There are a few sub-plots, including the dead boy’s father who supports the biological mutations developing among humans. But the main ideas are all related to the transformations of the human body.

SOME INTERPRETATIONS

Predictably, a wide variety of interpretations have been offered to understand this decidedly strange film, a “futuristically retro twisted descent into madness” (Sara Michelle Fetters, in MovieFreak.com).

Is it about human mortality, “humankind’s inevitable annihilation” or “the vanishing of our environmental ecosystems?” asks Tomris Laffy in Roger Ebert.com.

Of course, several other interpretations could be entertained, for the film that may have “too many ideas (that) are left hanging” since there are many “vague, half-finished stabs at the notions of evolution (and) social disorder” (Tomris Laffy), as it “offers up more mysteries than it solves” (David Rooney, in The Hollywood Reporter).

THE MOVIE SHRINK’S TAKE

When there are many different interpretations for a given film, it is either because the film itself lacks unity, because we have not found it, or, then again, because it is closely tied to the director-creator’s imagination, without real social underpinnings. That may be the case here. In other words, Cronenberg’s film is best explained by Cronenberg’s imagination.

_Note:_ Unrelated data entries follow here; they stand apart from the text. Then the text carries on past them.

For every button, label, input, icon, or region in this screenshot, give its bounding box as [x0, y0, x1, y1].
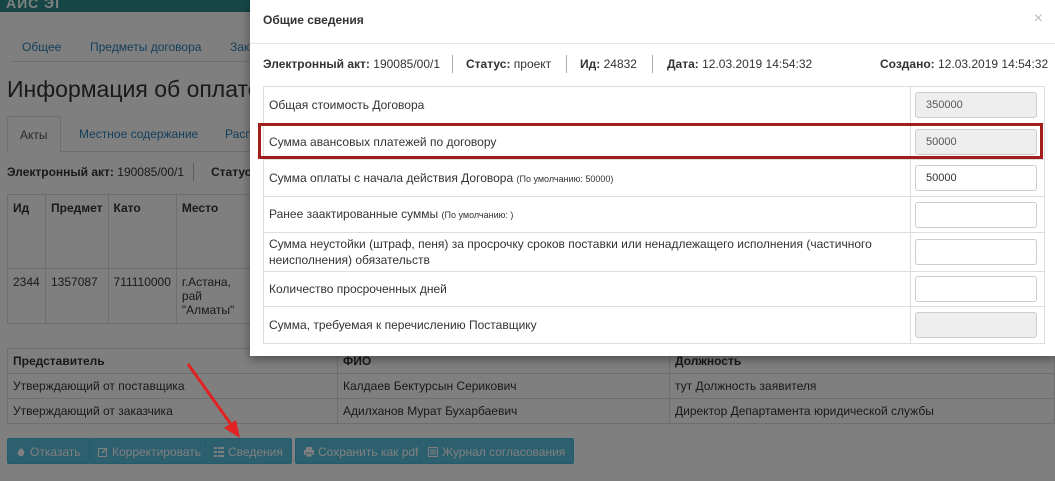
paid-since-start-input[interactable]: 50000: [915, 165, 1037, 191]
field-label-paid-since-start: Сумма оплаты с начала действия Договора …: [263, 159, 911, 197]
modal-title: Общие сведения: [263, 13, 364, 27]
act-status: Статус: проект: [466, 57, 552, 71]
field-label-amount-to-supplier: Сумма, требуемая к перечислению Поставщи…: [263, 306, 911, 344]
field-label-previously-acted: Ранее заактированные суммы (По умолчанию…: [263, 196, 911, 233]
amount-to-supplier-field: [915, 312, 1037, 338]
act-summary: Электронный акт: 190085/00/1 Статус: про…: [263, 55, 1049, 73]
general-info-modal: Общие сведения × Электронный акт: 190085…: [250, 0, 1055, 356]
red-arrow-annotation: [186, 363, 240, 438]
separator: [452, 55, 453, 73]
modal-header: Общие сведения ×: [250, 0, 1055, 44]
total-cost-field: 350000: [915, 92, 1037, 118]
act-created: Создано: 12.03.2019 14:54:32: [880, 57, 1049, 71]
act-number: Электронный акт: 190085/00/1: [263, 57, 441, 71]
field-label-overdue-days: Количество просроченных дней: [263, 271, 911, 307]
separator: [652, 55, 653, 73]
highlight-box-annotation: [258, 123, 1043, 159]
field-label-total-cost: Общая стоимость Договора: [263, 86, 911, 124]
penalty-input[interactable]: [915, 239, 1037, 265]
field-label-penalty: Сумма неустойки (штраф, пеня) за просроч…: [263, 232, 911, 272]
previously-acted-input[interactable]: [915, 201, 1037, 228]
overdue-days-input[interactable]: [915, 276, 1037, 302]
act-id: Ид: 24832: [580, 57, 637, 71]
separator: [566, 55, 567, 73]
act-date: Дата: 12.03.2019 14:54:32: [667, 57, 813, 71]
close-icon[interactable]: ×: [1034, 10, 1043, 28]
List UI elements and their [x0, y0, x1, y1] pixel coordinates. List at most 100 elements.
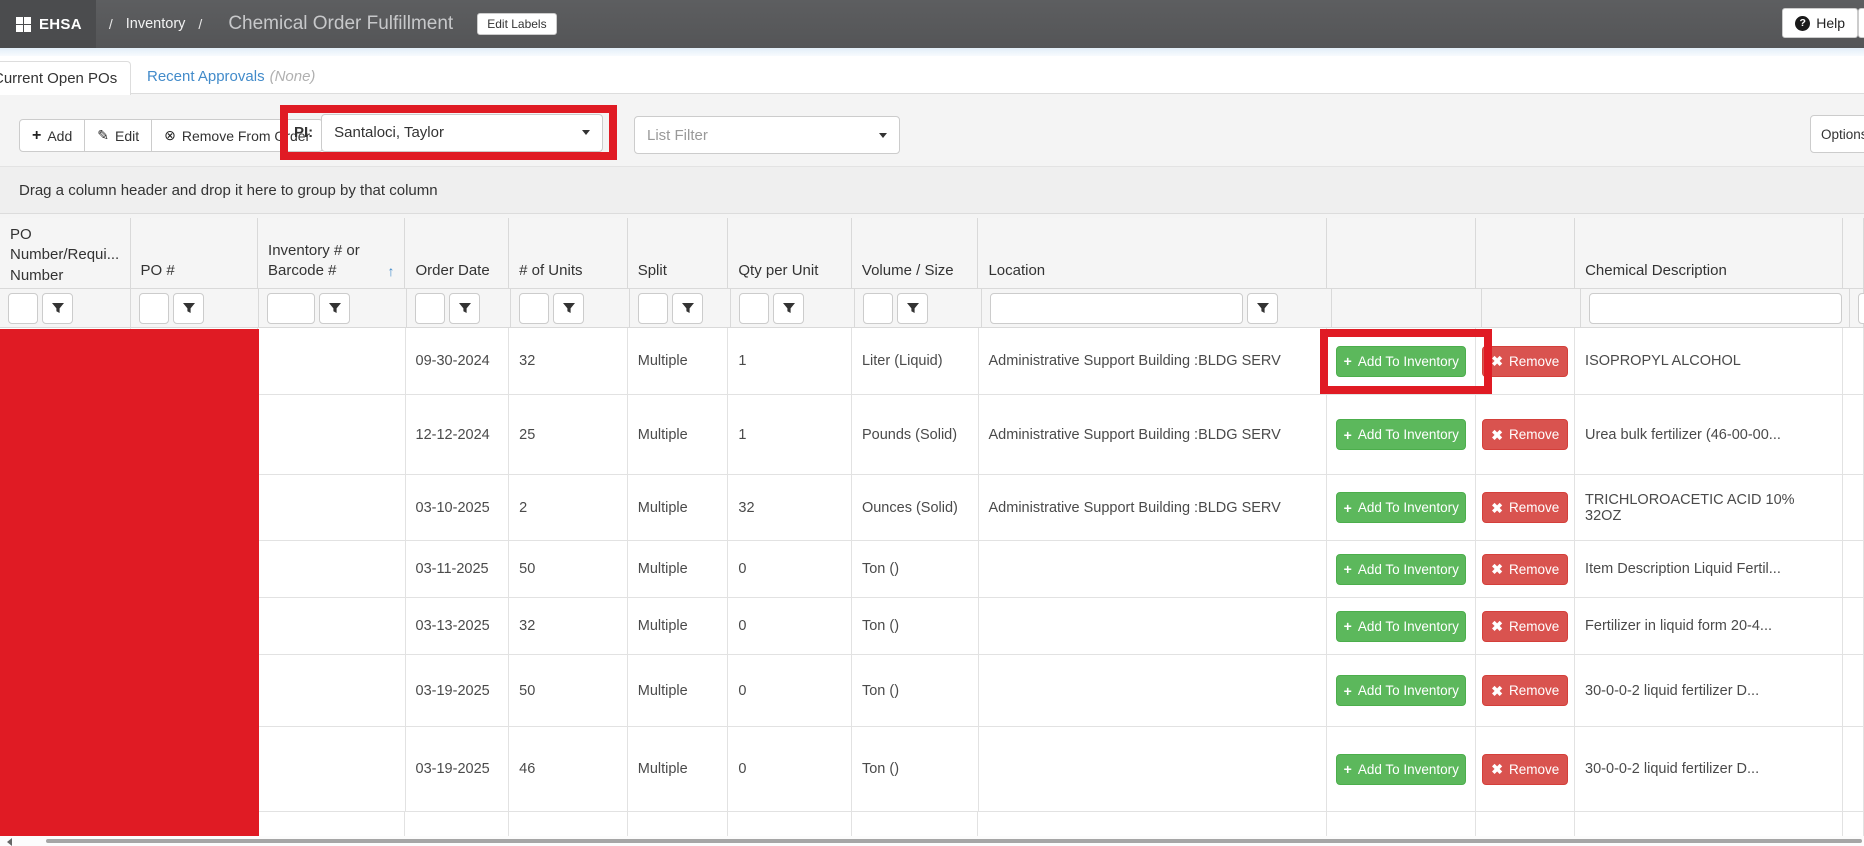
- brand-label: EHSA: [39, 16, 82, 33]
- column-header-location[interactable]: Location: [978, 218, 1327, 289]
- cell-order-date: 03-19-2025: [406, 655, 510, 727]
- filter-input-chemical-description[interactable]: [1589, 293, 1842, 324]
- remove-button[interactable]: ✖Remove: [1482, 492, 1568, 523]
- table-header-row: PO Number/Requi... NumberPO #Inventory #…: [0, 218, 1864, 289]
- cell-order-date: 03-19-2025: [406, 727, 510, 812]
- add-button[interactable]: + Add: [19, 119, 85, 152]
- scrollbar-thumb[interactable]: [46, 839, 1862, 843]
- tab-recent-approvals[interactable]: Recent Approvals(None): [147, 68, 315, 85]
- filter-button-inventory-barcode[interactable]: [319, 293, 350, 324]
- filter-button-po-hash[interactable]: [173, 293, 204, 324]
- filter-cell-extra: [1850, 289, 1864, 328]
- cell-volume-size: Ton (): [852, 598, 979, 655]
- remove-button[interactable]: ✖Remove: [1482, 611, 1568, 642]
- column-header-po-hash[interactable]: PO #: [131, 218, 259, 289]
- group-by-bar[interactable]: Drag a column header and drop it here to…: [0, 166, 1864, 214]
- filter-button-location[interactable]: [1247, 293, 1278, 324]
- cell-volume-size: Ton (): [852, 541, 979, 598]
- help-button[interactable]: ? Help: [1782, 8, 1858, 38]
- filter-funnel-icon: [681, 301, 695, 315]
- filter-button-qty-per-unit[interactable]: [773, 293, 804, 324]
- options-button[interactable]: Options: [1810, 115, 1864, 153]
- add-to-inventory-button[interactable]: +Add To Inventory: [1336, 419, 1466, 450]
- edit-button[interactable]: ✎ Edit: [85, 119, 152, 152]
- column-header-num-units[interactable]: # of Units: [509, 218, 628, 289]
- filter-input-location[interactable]: [990, 293, 1243, 324]
- remove-button[interactable]: ✖Remove: [1482, 419, 1568, 450]
- filter-button-split[interactable]: [672, 293, 703, 324]
- filter-input-po-number[interactable]: [8, 293, 38, 324]
- filter-input-num-units[interactable]: [519, 293, 549, 324]
- add-to-inventory-button[interactable]: +Add To Inventory: [1336, 754, 1466, 785]
- cell-remove: ✖Remove: [1476, 727, 1575, 812]
- filter-button-order-date[interactable]: [449, 293, 480, 324]
- cell-extra: [1843, 655, 1864, 727]
- edit-labels-button[interactable]: Edit Labels: [477, 13, 556, 35]
- remove-button[interactable]: ✖Remove: [1482, 554, 1568, 585]
- pi-dropdown[interactable]: Santaloci, Taylor: [321, 114, 603, 152]
- horizontal-scrollbar[interactable]: [0, 836, 1864, 846]
- scroll-left-icon[interactable]: [7, 838, 12, 846]
- breadcrumb-inventory[interactable]: Inventory: [126, 16, 186, 32]
- cell-extra: [1843, 475, 1864, 541]
- column-header-extra[interactable]: [1843, 218, 1864, 289]
- cell-volume-size: Liter (Liquid): [852, 328, 979, 395]
- cell-inventory-barcode: [258, 475, 405, 541]
- column-header-remove[interactable]: [1476, 218, 1575, 289]
- add-to-inventory-button[interactable]: +Add To Inventory: [1336, 675, 1466, 706]
- cell-inventory-barcode: [258, 541, 405, 598]
- remove-label: Remove: [1509, 500, 1559, 515]
- remove-label: Remove: [1509, 619, 1559, 634]
- add-to-inventory-button[interactable]: +Add To Inventory: [1336, 554, 1466, 585]
- list-filter-dropdown[interactable]: List Filter: [634, 116, 900, 154]
- cell-inventory-barcode: [258, 328, 405, 395]
- add-to-inventory-button[interactable]: +Add To Inventory: [1336, 492, 1466, 523]
- filter-input-inventory-barcode[interactable]: [267, 293, 315, 324]
- filter-funnel-icon: [182, 301, 196, 315]
- cut-off-button[interactable]: [1858, 8, 1864, 38]
- cell-inventory-barcode: [258, 655, 405, 727]
- tab-current-open-pos[interactable]: Current Open POs: [0, 61, 131, 95]
- cell-empty: [405, 812, 509, 836]
- filter-input-qty-per-unit[interactable]: [739, 293, 769, 324]
- column-header-po-number[interactable]: PO Number/Requi... Number: [0, 218, 131, 289]
- column-header-add-to-inventory[interactable]: [1327, 218, 1476, 289]
- sort-ascending-icon[interactable]: ↑: [387, 262, 394, 281]
- x-icon: ✖: [1491, 562, 1503, 576]
- column-header-chemical-description[interactable]: Chemical Description: [1575, 218, 1843, 289]
- cell-extra: [1843, 541, 1864, 598]
- cell-empty: [258, 812, 405, 836]
- filter-cell-po-number: [0, 289, 131, 328]
- filter-input-po-hash[interactable]: [139, 293, 169, 324]
- filter-button-po-number[interactable]: [42, 293, 73, 324]
- column-header-order-date[interactable]: Order Date: [405, 218, 509, 289]
- remove-button[interactable]: ✖Remove: [1482, 346, 1568, 377]
- table-filter-row: [0, 289, 1864, 328]
- cell-add-to-inventory: +Add To Inventory: [1327, 655, 1476, 727]
- cell-chemical-description: ISOPROPYL ALCOHOL: [1575, 328, 1843, 395]
- add-to-inventory-button[interactable]: +Add To Inventory: [1336, 611, 1466, 642]
- remove-button[interactable]: ✖Remove: [1482, 754, 1568, 785]
- cell-location: [979, 727, 1328, 812]
- top-navbar: EHSA / Inventory / Chemical Order Fulfil…: [0, 0, 1864, 48]
- filter-input-order-date[interactable]: [415, 293, 445, 324]
- remove-label: Remove: [1509, 683, 1559, 698]
- filter-button-volume-size[interactable]: [897, 293, 928, 324]
- column-header-label: Order Date: [415, 261, 489, 281]
- cell-num-units: 25: [509, 395, 628, 475]
- cell-chemical-description: Fertilizer in liquid form 20-4...: [1575, 598, 1843, 655]
- column-header-inventory-barcode[interactable]: Inventory # or Barcode #↑: [258, 218, 405, 289]
- filter-funnel-icon: [51, 301, 65, 315]
- remove-button[interactable]: ✖Remove: [1482, 675, 1568, 706]
- filter-button-num-units[interactable]: [553, 293, 584, 324]
- filter-button-extra[interactable]: [1858, 293, 1864, 324]
- cell-num-units: 32: [509, 328, 628, 395]
- app-brand[interactable]: EHSA: [0, 0, 96, 48]
- add-to-inventory-highlight: [1320, 329, 1492, 394]
- filter-cell-remove: [1482, 289, 1581, 328]
- filter-input-volume-size[interactable]: [863, 293, 893, 324]
- column-header-volume-size[interactable]: Volume / Size: [852, 218, 979, 289]
- filter-input-split[interactable]: [638, 293, 668, 324]
- column-header-qty-per-unit[interactable]: Qty per Unit: [728, 218, 852, 289]
- column-header-split[interactable]: Split: [628, 218, 729, 289]
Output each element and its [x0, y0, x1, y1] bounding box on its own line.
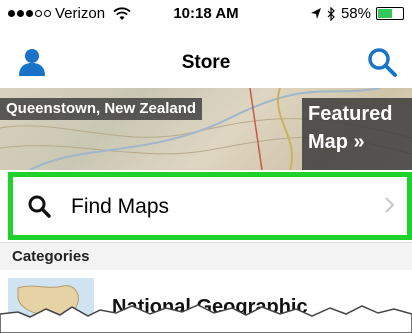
bluetooth-icon	[327, 6, 335, 21]
categories-section-header: Categories	[0, 242, 412, 270]
navigation-bar: Store	[0, 28, 412, 88]
featured-map-banner[interactable]: Queenstown, New Zealand Featured Map »	[0, 88, 412, 170]
find-maps-label: Find Maps	[71, 195, 170, 218]
featured-map-label: Map »	[308, 131, 365, 153]
featured-label: Featured	[308, 103, 393, 125]
banner-location-label: Queenstown, New Zealand	[0, 98, 203, 120]
battery-level-fill	[378, 9, 392, 18]
chevron-right-icon	[385, 197, 395, 213]
location-arrow-icon	[310, 8, 321, 19]
page-title: Store	[181, 52, 231, 73]
featured-map-link[interactable]: Featured Map »	[302, 98, 412, 170]
find-maps-row[interactable]: Find Maps	[8, 172, 412, 240]
battery-icon	[376, 7, 404, 20]
status-bar: Verizon 10:18 AM 58%	[0, 0, 412, 28]
search-icon[interactable]	[366, 46, 398, 78]
torn-edge-decoration	[0, 304, 412, 333]
status-right: 58%	[310, 5, 404, 22]
search-icon	[28, 195, 51, 218]
categories-label: Categories	[12, 248, 90, 265]
battery-percent: 58%	[340, 5, 371, 22]
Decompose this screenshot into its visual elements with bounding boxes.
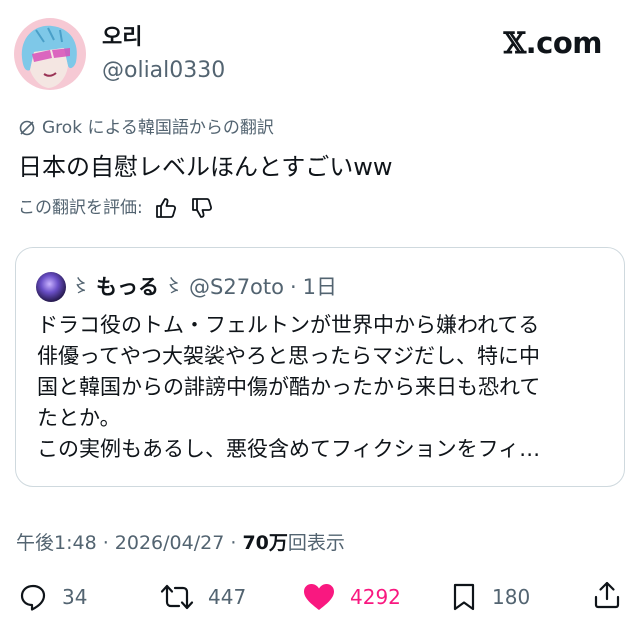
- reply-icon: [20, 584, 46, 611]
- quoted-tweet-text: ドラコ役のトム・フェルトンが世界中から嫌われてる 俳優ってやつ大袈裟やろと思った…: [37, 310, 607, 465]
- quoted-text-line: ドラコ役のトム・フェルトンが世界中から嫌われてる: [37, 313, 540, 337]
- translation-note: Grok による韓国語からの翻訳: [18, 117, 274, 139]
- quoted-author-name: もっる: [96, 275, 159, 299]
- repost-count: 447: [208, 585, 247, 609]
- x-glyph: 𝕏: [503, 26, 527, 60]
- reply-button[interactable]: 34: [18, 580, 87, 614]
- rate-translation-label: この翻訳を評価:: [18, 198, 143, 218]
- translation-note-text: Grok による韓国語からの翻訳: [42, 118, 274, 138]
- repost-icon: [160, 584, 194, 610]
- avatar-illustration: [14, 18, 86, 90]
- share-button[interactable]: [592, 580, 622, 610]
- views-count: 70万: [242, 532, 288, 554]
- quoted-author-avatar: [36, 272, 66, 302]
- bookmark-icon: [453, 583, 475, 611]
- reply-count: 34: [62, 585, 88, 609]
- x-logo[interactable]: 𝕏.com: [503, 26, 603, 60]
- post-date[interactable]: 2026/04/27: [115, 532, 225, 554]
- meta-separator: ·: [224, 532, 243, 554]
- repost-button[interactable]: 447: [160, 580, 246, 614]
- bookmark-count: 180: [492, 585, 531, 609]
- bookmark-button[interactable]: 180: [450, 580, 530, 614]
- tweet-text: 日本の自慰レベルほんとすごいww: [18, 153, 393, 181]
- meta-separator: ·: [96, 532, 115, 554]
- views-label: 回表示: [287, 532, 345, 554]
- quoted-time: 1日: [302, 275, 338, 299]
- like-count: 4292: [350, 585, 401, 609]
- thumbs-down-icon[interactable]: [189, 195, 215, 221]
- brand-suffix: .com: [525, 26, 603, 60]
- quoted-tweet[interactable]: 〻 もっる 〻 @S27oto · 1日 ドラコ役のトム・フェルトンが世界中から…: [15, 247, 625, 487]
- action-bar: 34 447 4292 180: [0, 580, 640, 614]
- author-display-name[interactable]: 오리: [102, 24, 142, 52]
- tweet-meta: 午後1:48 · 2026/04/27 · 70万回表示: [16, 530, 345, 556]
- like-button[interactable]: 4292: [302, 580, 401, 614]
- share-icon: [594, 581, 620, 609]
- rate-translation: この翻訳を評価:: [18, 195, 215, 221]
- quoted-author-handle: @S27oto: [189, 275, 284, 299]
- heart-icon: [304, 584, 334, 610]
- quoted-separator: ·: [289, 275, 297, 299]
- author-handle[interactable]: @olial0330: [102, 57, 225, 85]
- thumbs-up-icon[interactable]: [153, 195, 179, 221]
- quoted-text-line: 国と韓国からの誹謗中傷が酷かったから来日も恐れて: [37, 375, 541, 399]
- quoted-tweet-header: 〻 もっる 〻 @S27oto · 1日: [36, 272, 337, 302]
- avatar[interactable]: [14, 18, 86, 90]
- quoted-text-line: たとか。: [37, 406, 121, 430]
- name-decoration-left: 〻: [72, 276, 90, 297]
- grok-icon: [19, 120, 35, 136]
- post-time[interactable]: 午後1:48: [16, 532, 97, 554]
- name-decoration-right: 〻: [165, 276, 183, 297]
- quoted-text-line: この実例もあるし、悪役含めてフィクションをフィ…: [37, 437, 541, 461]
- quoted-text-line: 俳優ってやつ大袈裟やろと思ったらマジだし、特に中: [37, 344, 540, 368]
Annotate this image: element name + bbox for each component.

But there is another possible interpretation regarding this challenging film, according to The Movie Shrink.

It may have something to do about our collective changing view of the human body. It is no longer a sacred space. It can be manipulated, changed, or modified. It has become a question of mind over matter. Software has grown beyond hardware. Delivered from the sacredness of nature, we can choose what we will or what we want. We can now, for example, change our sexual identity, if our will is different from what nature has given us at birth. Mind over matter. Much like another recent and complex film at Cannes, Titane, the Palmes d’Or winner of 2021, where the female héroïne changes sexual identity to find love with the grieving father of a missing boy, after, that is, having intercourse with an automobile in the first part of the story. She does not lose blood, but leaks oil, during the pregnancy….

Thus, paradoxically, two difficult and challenging films shed light on one another, instead of creating confusion.